Ahora no tengo tiempo para semejante estado de ánimo. Para el sueño de salir, de zafarme, de escapar. De liberarme del miedo envilecedor a que unos caprichosos «ellos» me pillen tarde o temprano... por dudar del comunismo, por gustar de las mujeres, por ser yo mismo. Después del funeral, a veces tuve que refrenarme para no echar a correr por el pasillo, gritando que estaba orgulloso de ser un perro servil del capitalismo imperialista.

Para aplacar el ansia de manumisión, pasaba días enteros en las oficinas de KLM y Air France estudiando los horarios, modificando las rutas... todo para convencerme a mí mismo de que podría partir cuando se cumpliera mi plazo. El sólo hecho de estar en las oficinas de una compañía occidental me levantaba el ánimo. Como sucedía con todo lo demás, necesité cuatro veces más tiempo que en un país normal para conseguir un billete, pero mientras bramaba contra la burocracia y la manía de seguridad, me sentía secretamente complacido. Porque podía derrochar más tiempo en una actividad que pasaba por ser importante y no exigía ningún esfuerzo intelectual.

Sin embargo, el icono es una señal electrónica para alertar a los funcionarios que me desenmascararán y me retendrán aquí, pisoteando mi afán de partir. Una Virgen y un Niño con una cubierta de bronce deslucido y con los olores de muchas generaciones de mugre acumulada en una cabaña campesina, algo por lo que no obtendría más de doscientos dólares si alguna vez se me ocurriera venderlo. Pero necesito coquetear con el peligro por él. Tantas riquezas rusas —poco importa que sean las riquezas de la pobreza— y yo me voy con las manos vacías después de estos febriles dieciséis meses. Un icono de contrabando: compensación simbólica.

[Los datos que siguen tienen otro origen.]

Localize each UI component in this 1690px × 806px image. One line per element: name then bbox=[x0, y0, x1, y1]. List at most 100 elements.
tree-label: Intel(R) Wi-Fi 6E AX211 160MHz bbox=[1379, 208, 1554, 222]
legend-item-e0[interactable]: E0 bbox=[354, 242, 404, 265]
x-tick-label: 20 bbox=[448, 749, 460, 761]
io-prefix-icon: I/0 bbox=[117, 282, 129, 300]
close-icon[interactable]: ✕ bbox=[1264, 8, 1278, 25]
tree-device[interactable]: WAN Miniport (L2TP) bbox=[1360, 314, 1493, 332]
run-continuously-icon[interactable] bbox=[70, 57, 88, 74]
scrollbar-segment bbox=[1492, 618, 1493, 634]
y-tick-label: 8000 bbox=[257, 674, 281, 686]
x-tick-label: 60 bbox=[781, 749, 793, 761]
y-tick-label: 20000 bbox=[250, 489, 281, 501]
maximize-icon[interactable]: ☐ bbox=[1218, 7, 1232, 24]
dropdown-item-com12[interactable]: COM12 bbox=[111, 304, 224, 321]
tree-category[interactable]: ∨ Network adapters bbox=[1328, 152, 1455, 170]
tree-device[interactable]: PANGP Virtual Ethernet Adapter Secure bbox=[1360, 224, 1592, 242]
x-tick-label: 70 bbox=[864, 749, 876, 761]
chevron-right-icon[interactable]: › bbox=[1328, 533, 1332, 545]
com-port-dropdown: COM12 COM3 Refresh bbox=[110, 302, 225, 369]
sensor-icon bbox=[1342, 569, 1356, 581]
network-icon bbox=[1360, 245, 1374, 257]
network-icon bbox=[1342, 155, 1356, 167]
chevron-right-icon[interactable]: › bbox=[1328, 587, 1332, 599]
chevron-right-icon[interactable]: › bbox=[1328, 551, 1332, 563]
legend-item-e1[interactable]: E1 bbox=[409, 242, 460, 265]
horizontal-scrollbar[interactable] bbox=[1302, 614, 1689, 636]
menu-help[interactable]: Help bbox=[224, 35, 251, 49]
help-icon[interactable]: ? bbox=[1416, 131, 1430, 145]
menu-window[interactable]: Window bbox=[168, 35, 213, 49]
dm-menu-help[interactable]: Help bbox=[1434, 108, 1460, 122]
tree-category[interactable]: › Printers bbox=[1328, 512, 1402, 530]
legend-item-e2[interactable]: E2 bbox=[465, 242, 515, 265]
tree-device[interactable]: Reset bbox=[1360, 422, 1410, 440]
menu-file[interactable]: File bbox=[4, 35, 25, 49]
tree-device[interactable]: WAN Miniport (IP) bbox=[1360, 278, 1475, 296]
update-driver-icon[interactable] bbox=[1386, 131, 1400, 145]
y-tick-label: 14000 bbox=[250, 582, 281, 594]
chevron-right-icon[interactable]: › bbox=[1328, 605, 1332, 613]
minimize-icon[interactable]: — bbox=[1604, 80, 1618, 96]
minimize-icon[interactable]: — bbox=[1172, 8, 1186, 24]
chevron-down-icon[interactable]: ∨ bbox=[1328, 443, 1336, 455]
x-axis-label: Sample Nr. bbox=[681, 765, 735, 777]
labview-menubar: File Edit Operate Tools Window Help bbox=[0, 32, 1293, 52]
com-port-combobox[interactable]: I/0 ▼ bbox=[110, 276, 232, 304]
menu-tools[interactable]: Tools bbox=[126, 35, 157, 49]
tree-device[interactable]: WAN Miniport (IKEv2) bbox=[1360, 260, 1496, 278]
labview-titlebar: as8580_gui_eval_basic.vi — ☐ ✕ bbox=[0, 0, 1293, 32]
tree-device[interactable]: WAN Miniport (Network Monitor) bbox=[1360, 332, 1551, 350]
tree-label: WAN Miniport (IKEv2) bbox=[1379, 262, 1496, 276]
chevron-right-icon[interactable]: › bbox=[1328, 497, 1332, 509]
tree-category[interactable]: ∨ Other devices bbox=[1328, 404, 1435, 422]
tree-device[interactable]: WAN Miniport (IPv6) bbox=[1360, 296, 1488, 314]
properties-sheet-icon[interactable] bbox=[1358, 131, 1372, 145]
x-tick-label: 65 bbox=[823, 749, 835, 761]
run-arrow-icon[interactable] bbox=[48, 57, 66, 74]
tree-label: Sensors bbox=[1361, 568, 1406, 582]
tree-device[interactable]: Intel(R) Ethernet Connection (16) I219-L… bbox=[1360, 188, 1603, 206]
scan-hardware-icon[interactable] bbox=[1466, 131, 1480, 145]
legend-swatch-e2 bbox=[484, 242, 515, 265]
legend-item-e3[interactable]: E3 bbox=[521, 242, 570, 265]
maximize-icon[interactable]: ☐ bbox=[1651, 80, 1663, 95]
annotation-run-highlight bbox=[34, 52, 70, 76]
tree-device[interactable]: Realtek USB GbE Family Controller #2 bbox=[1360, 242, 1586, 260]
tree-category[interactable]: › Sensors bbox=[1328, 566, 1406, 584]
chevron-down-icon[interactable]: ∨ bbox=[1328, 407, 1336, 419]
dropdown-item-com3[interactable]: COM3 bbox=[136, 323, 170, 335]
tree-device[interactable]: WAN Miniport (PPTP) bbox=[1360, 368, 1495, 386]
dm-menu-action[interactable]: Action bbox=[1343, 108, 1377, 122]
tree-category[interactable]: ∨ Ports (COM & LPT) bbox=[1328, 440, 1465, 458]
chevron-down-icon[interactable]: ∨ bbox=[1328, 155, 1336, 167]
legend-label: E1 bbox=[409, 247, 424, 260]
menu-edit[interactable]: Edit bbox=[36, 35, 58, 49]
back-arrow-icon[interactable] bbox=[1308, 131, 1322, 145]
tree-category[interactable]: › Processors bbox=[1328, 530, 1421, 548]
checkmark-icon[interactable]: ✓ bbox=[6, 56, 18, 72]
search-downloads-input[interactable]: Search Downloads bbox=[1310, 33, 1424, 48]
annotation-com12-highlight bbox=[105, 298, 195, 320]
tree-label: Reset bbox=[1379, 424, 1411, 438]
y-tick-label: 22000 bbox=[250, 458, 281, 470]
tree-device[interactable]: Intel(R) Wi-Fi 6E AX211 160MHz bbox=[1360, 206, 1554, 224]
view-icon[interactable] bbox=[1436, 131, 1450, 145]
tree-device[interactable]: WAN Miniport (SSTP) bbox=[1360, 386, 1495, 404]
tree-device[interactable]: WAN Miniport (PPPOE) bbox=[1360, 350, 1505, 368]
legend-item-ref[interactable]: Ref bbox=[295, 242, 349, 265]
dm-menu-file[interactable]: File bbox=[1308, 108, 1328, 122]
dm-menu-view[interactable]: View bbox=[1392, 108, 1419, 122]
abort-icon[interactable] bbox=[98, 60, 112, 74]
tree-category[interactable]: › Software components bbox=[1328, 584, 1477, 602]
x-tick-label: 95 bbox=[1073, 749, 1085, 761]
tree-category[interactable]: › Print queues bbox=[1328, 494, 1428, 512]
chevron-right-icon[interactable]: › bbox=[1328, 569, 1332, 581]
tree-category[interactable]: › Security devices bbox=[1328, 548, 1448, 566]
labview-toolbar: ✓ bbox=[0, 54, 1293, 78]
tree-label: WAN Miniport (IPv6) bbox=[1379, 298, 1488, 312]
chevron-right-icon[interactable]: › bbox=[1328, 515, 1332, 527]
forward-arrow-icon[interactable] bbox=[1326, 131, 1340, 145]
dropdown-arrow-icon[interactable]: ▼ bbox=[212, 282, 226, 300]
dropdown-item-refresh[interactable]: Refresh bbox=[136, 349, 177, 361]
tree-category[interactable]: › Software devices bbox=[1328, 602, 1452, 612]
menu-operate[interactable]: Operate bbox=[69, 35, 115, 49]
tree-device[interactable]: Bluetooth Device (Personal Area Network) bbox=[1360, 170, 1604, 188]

Además, es el último sobreviviente del lote que Aliosha estaba reuniendo con vistas a lograr nuestra riqueza. Vendimos la mayoría de los otros durante el otoño para pagar el sustento, y alguien —probablemente un amigo que había venido a aliviarle el dolor— se alzó con varios de ellos mientras yo estaba fuera haciendo una diligencia. Sólo éste, verdoso, con su toque de Cristo de tienda de baratijas, llegó a mis manos. Y la camisa de franela para envolverlo, la misma que Aliosha se ponía para engrasar el Volga.

Cuando termino de cerrar el baúl, miro las cosas que dejo atrás. Gracias a Dios me he desprendido de mis últimos libros peligrosos: las memorias de Krushchev y las obras del Samizdat editadas por emigrados. Después del funeral, un desconocido parado en la cola del autobús me susurró angustiosamente que mi cuarto había sido registrado para prepararme una trampa. Aunque quizá tenía instrucciones de mostrarse asustado, preferí no correr riesgos, y distribuí rápidamente unos pocos ejemplares entre personas dignas de confianza y envié el resto por correo a un profesor que acostumbraba a arengarnos a Joe Sourian y a mí acerca de la perversidad de Truman.